Director: Martin Scorsese
Duration: 240 minutes approx with bonus features
The scene is set in the 1950s in Minnesota, US where Robert Allen Zimmerman aka Bob Dylan was born (b. 1941). It’s his story…. his coming of age as a singer, songwriter, performer, and star. From his cherubic look and his frequent swagger, Dylan takes on the years from his early days in music especially between 1961-1966 that were inarguably the most artistically fertile. The film does not cover Dylan's entire career; it concentrates on the period between Dylan's arrival in New York in January 1961 and his "retirement" from touring, following his motorcycle accident in July 1966. He takes tips from others: singing styles, chord changes, and rare records. All this he puts to use later. He could only unravel where he came from and where he got to, but not how he got there or where he’s going.

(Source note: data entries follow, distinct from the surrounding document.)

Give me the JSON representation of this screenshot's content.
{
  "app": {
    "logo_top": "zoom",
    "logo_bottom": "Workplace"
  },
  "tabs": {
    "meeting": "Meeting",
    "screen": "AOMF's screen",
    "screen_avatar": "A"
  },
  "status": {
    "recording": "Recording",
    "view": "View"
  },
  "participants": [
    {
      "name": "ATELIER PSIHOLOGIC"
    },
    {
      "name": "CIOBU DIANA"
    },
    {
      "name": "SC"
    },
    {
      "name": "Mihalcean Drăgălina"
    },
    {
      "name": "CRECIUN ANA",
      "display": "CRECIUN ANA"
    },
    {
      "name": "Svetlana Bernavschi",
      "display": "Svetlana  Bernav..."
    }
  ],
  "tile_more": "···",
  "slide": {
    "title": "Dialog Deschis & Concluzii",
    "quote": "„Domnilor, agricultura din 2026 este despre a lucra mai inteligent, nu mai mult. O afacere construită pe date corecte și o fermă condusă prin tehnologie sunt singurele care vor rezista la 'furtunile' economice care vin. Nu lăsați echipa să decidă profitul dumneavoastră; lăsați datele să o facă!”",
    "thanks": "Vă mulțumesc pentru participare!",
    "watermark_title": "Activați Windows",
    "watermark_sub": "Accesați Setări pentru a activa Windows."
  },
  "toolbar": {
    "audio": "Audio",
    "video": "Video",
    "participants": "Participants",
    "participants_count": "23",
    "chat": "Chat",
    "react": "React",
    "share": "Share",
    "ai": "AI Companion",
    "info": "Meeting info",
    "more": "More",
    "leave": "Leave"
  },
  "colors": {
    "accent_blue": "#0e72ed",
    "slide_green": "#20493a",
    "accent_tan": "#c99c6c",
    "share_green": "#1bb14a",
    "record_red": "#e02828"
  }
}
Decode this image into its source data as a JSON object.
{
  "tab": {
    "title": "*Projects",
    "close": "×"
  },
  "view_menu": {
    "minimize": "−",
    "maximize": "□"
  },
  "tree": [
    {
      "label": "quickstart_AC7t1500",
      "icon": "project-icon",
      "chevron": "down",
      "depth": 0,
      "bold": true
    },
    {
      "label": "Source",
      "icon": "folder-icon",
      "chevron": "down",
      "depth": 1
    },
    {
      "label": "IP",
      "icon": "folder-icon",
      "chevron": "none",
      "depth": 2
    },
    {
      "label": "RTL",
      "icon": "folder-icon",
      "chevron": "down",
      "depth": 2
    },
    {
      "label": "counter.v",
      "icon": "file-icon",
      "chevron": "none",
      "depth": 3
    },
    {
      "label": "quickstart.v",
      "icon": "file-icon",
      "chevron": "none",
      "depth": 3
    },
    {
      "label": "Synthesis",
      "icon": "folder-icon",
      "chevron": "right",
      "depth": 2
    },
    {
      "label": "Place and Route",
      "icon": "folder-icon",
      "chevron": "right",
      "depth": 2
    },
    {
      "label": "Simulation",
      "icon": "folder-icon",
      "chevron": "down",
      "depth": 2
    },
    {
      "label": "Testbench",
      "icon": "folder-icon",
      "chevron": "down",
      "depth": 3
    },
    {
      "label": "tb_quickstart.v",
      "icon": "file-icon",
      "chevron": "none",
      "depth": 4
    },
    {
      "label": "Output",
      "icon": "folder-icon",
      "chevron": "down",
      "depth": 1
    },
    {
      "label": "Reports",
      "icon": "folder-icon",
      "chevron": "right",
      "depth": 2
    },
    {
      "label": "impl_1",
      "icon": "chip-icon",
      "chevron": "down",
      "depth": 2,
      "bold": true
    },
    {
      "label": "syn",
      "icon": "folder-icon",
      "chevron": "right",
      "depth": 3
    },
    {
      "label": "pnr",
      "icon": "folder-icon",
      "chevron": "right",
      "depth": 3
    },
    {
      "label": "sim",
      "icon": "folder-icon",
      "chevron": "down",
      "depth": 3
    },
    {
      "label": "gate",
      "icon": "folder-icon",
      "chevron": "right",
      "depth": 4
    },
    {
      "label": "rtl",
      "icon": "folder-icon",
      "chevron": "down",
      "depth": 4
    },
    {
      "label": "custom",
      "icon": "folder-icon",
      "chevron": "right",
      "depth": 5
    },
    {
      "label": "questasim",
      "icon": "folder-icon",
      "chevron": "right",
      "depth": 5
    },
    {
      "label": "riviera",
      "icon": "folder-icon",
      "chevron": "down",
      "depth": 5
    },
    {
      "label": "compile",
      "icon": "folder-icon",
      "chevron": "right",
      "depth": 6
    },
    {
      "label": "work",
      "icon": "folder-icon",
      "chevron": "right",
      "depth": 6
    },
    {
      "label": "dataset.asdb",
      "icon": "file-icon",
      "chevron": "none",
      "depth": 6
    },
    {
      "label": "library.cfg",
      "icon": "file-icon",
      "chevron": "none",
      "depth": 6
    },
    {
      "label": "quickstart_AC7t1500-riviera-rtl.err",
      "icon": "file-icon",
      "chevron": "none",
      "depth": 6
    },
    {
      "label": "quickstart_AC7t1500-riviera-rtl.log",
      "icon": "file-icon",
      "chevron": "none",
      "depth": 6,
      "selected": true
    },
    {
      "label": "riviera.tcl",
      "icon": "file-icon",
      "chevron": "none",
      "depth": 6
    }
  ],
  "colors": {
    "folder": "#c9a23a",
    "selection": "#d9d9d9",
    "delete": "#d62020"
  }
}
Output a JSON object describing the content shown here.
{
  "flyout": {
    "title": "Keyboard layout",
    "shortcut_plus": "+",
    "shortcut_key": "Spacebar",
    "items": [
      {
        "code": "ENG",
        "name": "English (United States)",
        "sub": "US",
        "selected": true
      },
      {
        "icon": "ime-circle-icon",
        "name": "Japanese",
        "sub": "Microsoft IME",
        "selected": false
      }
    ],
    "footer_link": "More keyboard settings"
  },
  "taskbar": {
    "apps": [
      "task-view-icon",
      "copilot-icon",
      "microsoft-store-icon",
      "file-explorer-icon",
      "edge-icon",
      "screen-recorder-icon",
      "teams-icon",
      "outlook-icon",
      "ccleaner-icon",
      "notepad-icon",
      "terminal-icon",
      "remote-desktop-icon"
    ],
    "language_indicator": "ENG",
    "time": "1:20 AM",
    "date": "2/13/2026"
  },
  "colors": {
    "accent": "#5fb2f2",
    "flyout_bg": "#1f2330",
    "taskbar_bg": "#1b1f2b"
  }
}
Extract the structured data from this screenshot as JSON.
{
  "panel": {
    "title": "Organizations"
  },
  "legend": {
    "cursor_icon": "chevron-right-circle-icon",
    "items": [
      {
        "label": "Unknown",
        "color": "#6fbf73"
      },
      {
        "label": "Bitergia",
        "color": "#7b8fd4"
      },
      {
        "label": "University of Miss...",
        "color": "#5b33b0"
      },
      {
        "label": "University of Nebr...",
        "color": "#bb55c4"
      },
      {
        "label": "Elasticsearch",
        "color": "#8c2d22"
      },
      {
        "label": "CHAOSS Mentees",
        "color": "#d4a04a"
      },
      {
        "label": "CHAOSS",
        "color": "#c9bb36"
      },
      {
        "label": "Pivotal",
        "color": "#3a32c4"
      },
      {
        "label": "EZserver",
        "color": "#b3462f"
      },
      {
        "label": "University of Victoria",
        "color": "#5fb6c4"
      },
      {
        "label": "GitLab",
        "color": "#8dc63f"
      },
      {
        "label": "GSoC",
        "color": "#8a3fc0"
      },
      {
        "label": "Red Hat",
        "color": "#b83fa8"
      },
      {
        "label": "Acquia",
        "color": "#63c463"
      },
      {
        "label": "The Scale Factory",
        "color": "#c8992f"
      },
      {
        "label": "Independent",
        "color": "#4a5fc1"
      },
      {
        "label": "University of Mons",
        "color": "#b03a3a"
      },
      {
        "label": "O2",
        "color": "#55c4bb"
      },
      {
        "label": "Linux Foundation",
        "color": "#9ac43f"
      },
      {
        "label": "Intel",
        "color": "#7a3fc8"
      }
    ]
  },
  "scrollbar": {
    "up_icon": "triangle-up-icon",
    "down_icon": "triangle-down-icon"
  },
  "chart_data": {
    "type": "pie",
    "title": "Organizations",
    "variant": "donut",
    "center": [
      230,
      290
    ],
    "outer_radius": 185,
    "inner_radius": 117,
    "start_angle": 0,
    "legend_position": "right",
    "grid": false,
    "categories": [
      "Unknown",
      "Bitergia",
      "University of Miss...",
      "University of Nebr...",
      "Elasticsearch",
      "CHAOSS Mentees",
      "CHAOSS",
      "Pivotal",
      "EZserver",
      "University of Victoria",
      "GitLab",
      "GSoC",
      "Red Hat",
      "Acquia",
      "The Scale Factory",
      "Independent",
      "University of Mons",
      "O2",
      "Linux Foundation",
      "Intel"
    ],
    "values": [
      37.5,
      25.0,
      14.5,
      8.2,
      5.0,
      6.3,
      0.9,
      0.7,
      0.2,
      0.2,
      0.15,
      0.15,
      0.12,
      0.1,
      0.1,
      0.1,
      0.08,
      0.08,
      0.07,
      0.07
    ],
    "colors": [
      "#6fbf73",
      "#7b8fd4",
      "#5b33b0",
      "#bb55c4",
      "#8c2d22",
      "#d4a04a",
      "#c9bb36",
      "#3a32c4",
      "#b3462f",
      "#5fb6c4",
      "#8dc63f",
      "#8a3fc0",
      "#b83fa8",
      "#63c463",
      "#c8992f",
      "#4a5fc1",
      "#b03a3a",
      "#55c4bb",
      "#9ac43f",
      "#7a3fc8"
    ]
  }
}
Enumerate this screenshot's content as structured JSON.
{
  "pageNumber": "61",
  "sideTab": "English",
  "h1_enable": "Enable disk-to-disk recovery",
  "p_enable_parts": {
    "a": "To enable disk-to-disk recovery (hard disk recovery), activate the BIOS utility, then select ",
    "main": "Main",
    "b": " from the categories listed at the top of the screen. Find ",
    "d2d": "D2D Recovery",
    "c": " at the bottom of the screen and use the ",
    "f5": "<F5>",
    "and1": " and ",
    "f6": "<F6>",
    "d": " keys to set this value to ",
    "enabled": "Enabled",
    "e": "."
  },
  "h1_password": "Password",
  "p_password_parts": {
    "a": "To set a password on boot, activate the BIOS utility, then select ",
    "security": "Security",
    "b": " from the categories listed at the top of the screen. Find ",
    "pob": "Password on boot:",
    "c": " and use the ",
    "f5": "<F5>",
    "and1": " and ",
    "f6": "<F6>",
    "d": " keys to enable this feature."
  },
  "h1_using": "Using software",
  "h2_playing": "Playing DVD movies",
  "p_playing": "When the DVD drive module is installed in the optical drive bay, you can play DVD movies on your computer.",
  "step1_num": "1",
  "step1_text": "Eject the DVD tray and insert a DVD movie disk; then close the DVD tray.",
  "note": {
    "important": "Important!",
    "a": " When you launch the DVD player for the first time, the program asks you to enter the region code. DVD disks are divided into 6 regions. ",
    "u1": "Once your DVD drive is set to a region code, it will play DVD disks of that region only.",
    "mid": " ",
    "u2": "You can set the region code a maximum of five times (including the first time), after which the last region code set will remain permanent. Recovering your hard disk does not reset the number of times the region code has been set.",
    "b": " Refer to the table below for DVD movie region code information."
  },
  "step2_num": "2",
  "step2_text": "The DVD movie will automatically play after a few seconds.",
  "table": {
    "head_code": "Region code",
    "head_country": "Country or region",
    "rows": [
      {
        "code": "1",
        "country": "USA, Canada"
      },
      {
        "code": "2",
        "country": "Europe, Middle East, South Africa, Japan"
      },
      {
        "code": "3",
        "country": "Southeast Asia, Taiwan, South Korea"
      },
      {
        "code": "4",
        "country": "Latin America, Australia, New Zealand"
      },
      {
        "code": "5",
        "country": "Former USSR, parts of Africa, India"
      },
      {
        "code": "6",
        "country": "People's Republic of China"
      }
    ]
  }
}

Only Dylan has any idea of that. As he states in the film. “I was born very far from where I’m supposed to be, so I’m on my way home.”
Academy award nominated director Martin Scorsese who had previously worked with Dylan on the band's farewell concert film ‘The Last Waltz’ (1978), manages to get the near reclusive legend to open up on various facts of his music, from his career as a folk singer to this transition years later into a pop - rock icon. People who watched him started labeling him as a folk singer and there he was singing pop - rock songs, which never went well with his fans.
The biographic documentary sheds light on the intimate details of Dylan’s life……..his closeness to Joan Baez, his creation of music on topical situations, his performance at the Newport Folk Festival in 1963 that saw the likes of old and new singers like Johnny Cash, Howlin’ Wolf, his duet with Murray Lener and his protest songs at the concert. In addition, the Bob Dylan Archives opens its extensive film, tape, and stills collection for never-before-seen concert and television appearances. There are ample shots of rare LP record sleeves, short performances in black and white of Hank Williams, Muddy Waters, Gene Vincent, Odetta Woody Guthrie, Joan Baez, Pete Seger, The New Lost City Ramblers, Peter Lefarge and a host of others. Its short cuts but really sweet …take a look at the rendition of Good night Irene by The Weavers. To top it all there’s Bob Dylan with guitar and mouth organ in place. in his finest nasal sounding in songs like Hey Mr. Tambourine Man, Go Home, House of the Rising Sun, Traitor to his well loved party favorite Blowin’ in the wind among many others.
Dylan’s poetry which he converted into music spoke of a tragedy of other people’s lives. Don’t miss the stowaway incident by 2 girls who made off with him in his van just to get a closer glance of the beehive headed singer. Most memorable would also be the concert with Joan Baez and his wonderful vocal power seen in Like a Rolling Stone a song which originally had 50 verses. His press conferences were something journalists (turned fans) looked forward to for his answers were tongue in cheek. There was a lot of opposition when he went into the pop arena.
Within no time, his songs were becoming hits for other people, like the Byrds version of Mr. Tambourine Man. There are comments by band members of the era too, sometimes darn funny and some noteworthy. Watch Dylan’s smirks, smiles and laughs. Listen to his ex - girlfriend Suze Rotolo.
It’s a very long documentary no doubt, but it's worth the watch. After watching this almost four hour set, a novice on Dylan would be filled with knowledge about a man who was not only a ground breaking, inspirational musician of our time, but a rocker and rebel of his days, only to become one of the greatest and most influential American artists of the 20th century
Lastly not many would know but the title of the film takes its name from a lyric of the Dylan song Like a Rolling Stone, from the album ‘Highway 61 Revisited’. A thoroughly enjoyable music DVD.